Thursday, November 30, 2023

Album Review: Bob Dylan - Shadow Kingdom

Bob Dylan 
Shadow Kingdom
**** out of *****

For the unaware, Bob Dylan has been on his Never Ending Tour since 1988, having logged more live shows than most artists half his age. Playing approximately 100 shows a year, the legendary Bard has managed to keep his amazing back-catalog fresh to fans by reinventing them onstage with new melody's rhythms and lyrics each tour. 

When the Covid pandemic closed it all down, Bob went dark, not playing anywhere, or doing any live his fans thought. It was announced that he would present a streaming event titled Shadow Kingdom: The Early Songs of Bob Dylan. Rabid Dylan disciples (RtBE included) salivated over this and loved being able to see it during those dark days; it was one of our favorite streams of 2021.

Now comes out the real story, those young musicians in fancy French locales playing Dylan's songs live?  Not the case. It turns out that Bob booked some studio time in LA and recorded with long time friends (including T-Bone Burnett and Don Was) and studio musicians to produce an album of a few of his older songs in laid back fashion, without drums. The film by Alma Har'el was released for downloading right after it premiered in 2021, Shadow Kingdom as a standalone album was not released until 2023. 

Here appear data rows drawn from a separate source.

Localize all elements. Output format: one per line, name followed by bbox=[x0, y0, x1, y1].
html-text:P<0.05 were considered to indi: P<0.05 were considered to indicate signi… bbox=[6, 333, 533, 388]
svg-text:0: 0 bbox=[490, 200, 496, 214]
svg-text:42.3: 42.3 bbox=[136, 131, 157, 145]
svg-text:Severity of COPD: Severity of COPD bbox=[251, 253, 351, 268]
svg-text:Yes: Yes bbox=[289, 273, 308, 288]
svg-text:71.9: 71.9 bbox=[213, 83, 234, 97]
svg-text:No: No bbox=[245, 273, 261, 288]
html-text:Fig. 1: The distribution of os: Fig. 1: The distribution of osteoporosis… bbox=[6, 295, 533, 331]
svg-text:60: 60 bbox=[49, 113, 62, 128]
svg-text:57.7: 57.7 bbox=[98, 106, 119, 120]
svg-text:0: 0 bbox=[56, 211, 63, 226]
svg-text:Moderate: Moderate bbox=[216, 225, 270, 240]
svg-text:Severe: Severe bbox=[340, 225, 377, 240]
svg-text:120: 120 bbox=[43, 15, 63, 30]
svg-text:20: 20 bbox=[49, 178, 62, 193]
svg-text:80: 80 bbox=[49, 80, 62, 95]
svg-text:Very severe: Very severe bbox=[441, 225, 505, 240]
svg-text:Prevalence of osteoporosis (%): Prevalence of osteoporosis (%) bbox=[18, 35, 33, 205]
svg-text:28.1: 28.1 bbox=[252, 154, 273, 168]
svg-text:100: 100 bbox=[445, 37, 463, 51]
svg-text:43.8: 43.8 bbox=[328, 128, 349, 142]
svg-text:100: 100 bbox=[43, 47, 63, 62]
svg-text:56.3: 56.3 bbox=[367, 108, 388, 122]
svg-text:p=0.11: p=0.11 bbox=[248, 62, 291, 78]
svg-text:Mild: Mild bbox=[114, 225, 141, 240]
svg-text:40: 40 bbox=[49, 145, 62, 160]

While it technically is his first album of studio recordings (maybe live recordings?) since the underwhelming Rough and Rowdy Ways, it is much less of an event as some of these songs are almost sixty years old. That said, their unique presentation here feels more like a second coming of Dylan's Unplugged sessions from back in 1995.

It feels like a live album as the musicians, (Bob Dylan – vocals, guitar, harmonica, Jeff Taylor – accordion, Greg Leisz – guitar, pedal steel guitar, mandolin, Tim Pierce – guitar, T-Bone Burnett – guitar, Ira Ingber – guitar, Don Was – upright bass, John Avila – electric bass, Doug Lacy – accordion, Steve Bartek – additional acoustic guitar) seem to be working out these arraignments of classic tunes on the fly.  

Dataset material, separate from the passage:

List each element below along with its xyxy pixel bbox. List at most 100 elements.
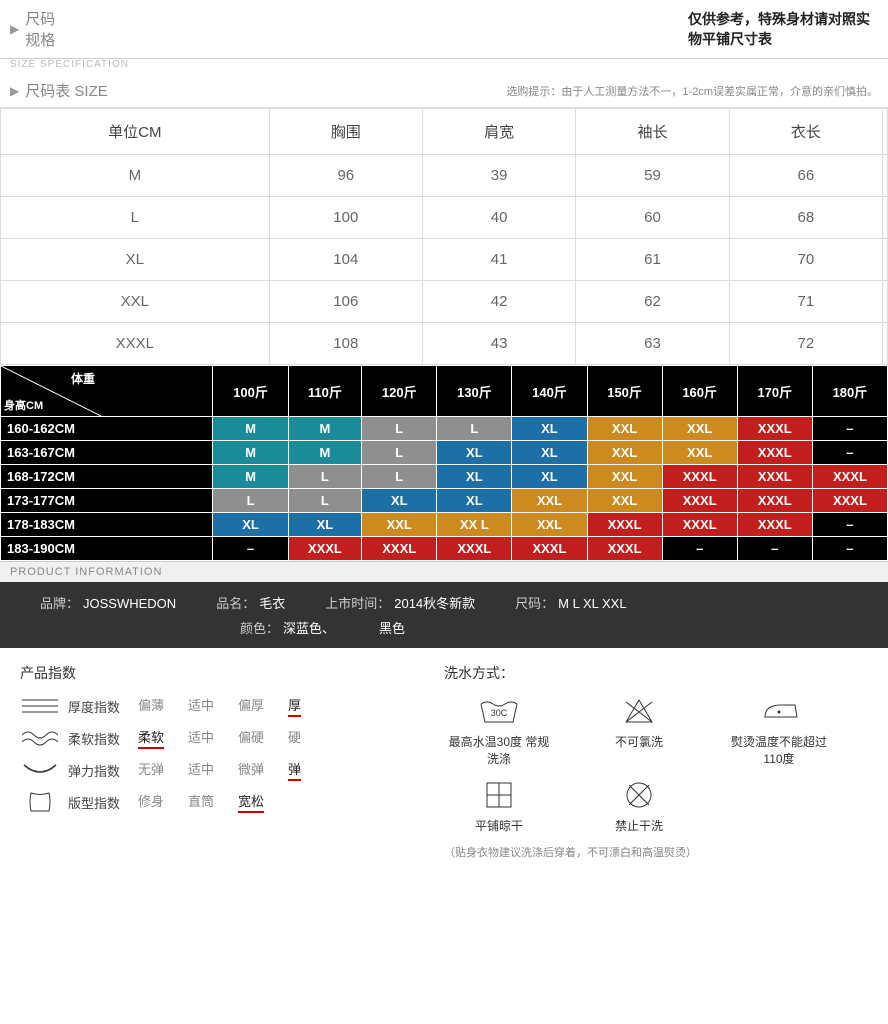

There is a ramshackle feeling to some of the songs, specifically, "Most Likely You Go Your Way and I'll Go Mine", the slower "Queen Jane Approximately" and the wobbly version of "The Wicked Messenger" which is pretty cool, almost falling off the rails. This feels lower stakes for Bob, as if he just recorded a concert/rehearsal session. Nothing earth shattering, but lots of things to love, including new lyrics on many efforts including "When I Paint My Masterpiece", "To Be Alone with You" and "Watching the River Flow". 

Not everything works well, the slowed, drawn out "It's All Over Now, Baby Blue" is a slog, and the reworking of "Tombstone Blues" in slower, softer fashion is a complete miss. The absence is drums is not felt that often, but giving both of these songs some percussion would have definitely improved things. 

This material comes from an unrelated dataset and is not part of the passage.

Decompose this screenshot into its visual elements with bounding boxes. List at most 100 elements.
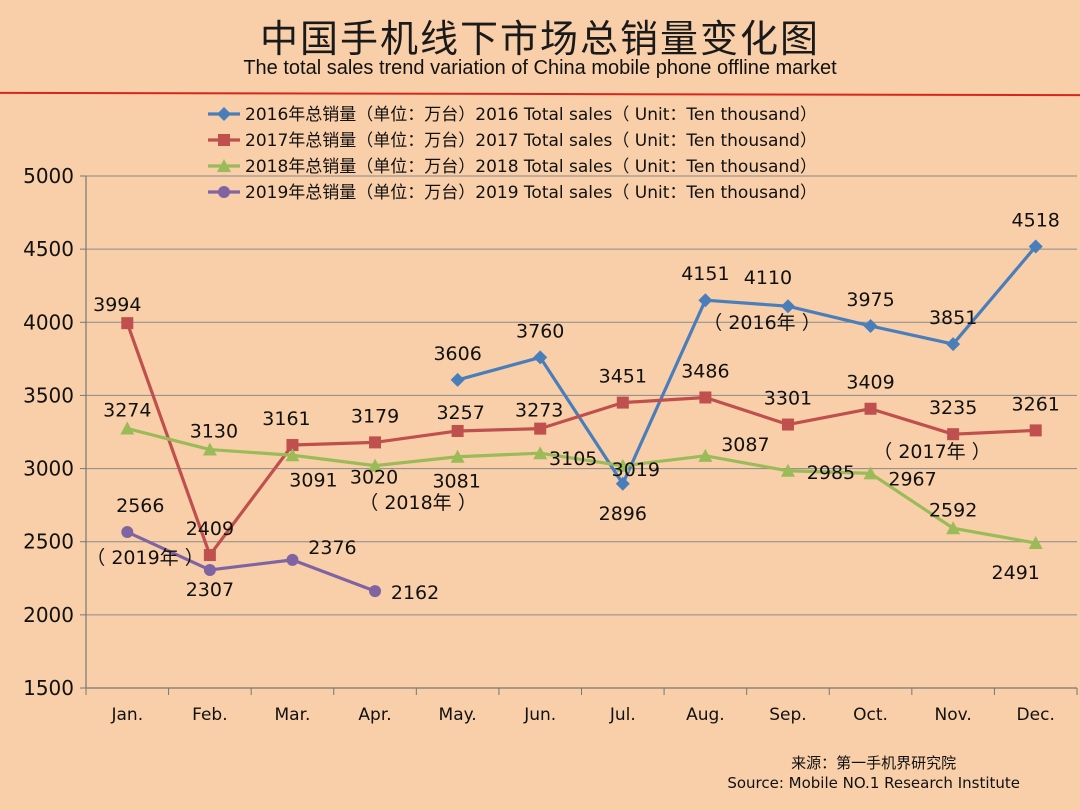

That said, this is a spry 80 year old, looking back at his tunes (as he does every tour) and breathing new life into them in various ways. That alone is enough to sing it's praises, but when things go correctly, like on the revving "I'll Be Your Baby Tonight", the chugging "Just Like Tom Thumb's Blues" which uses great pedal steel work, or the off the cuff feeling of "Pledging My Time" which deploys dynamite harmonica, the songs and musicians should be applauded. 
A cool addition to the Bard's catalog, Shadow Kingdom is an intriguing listen from start to finish.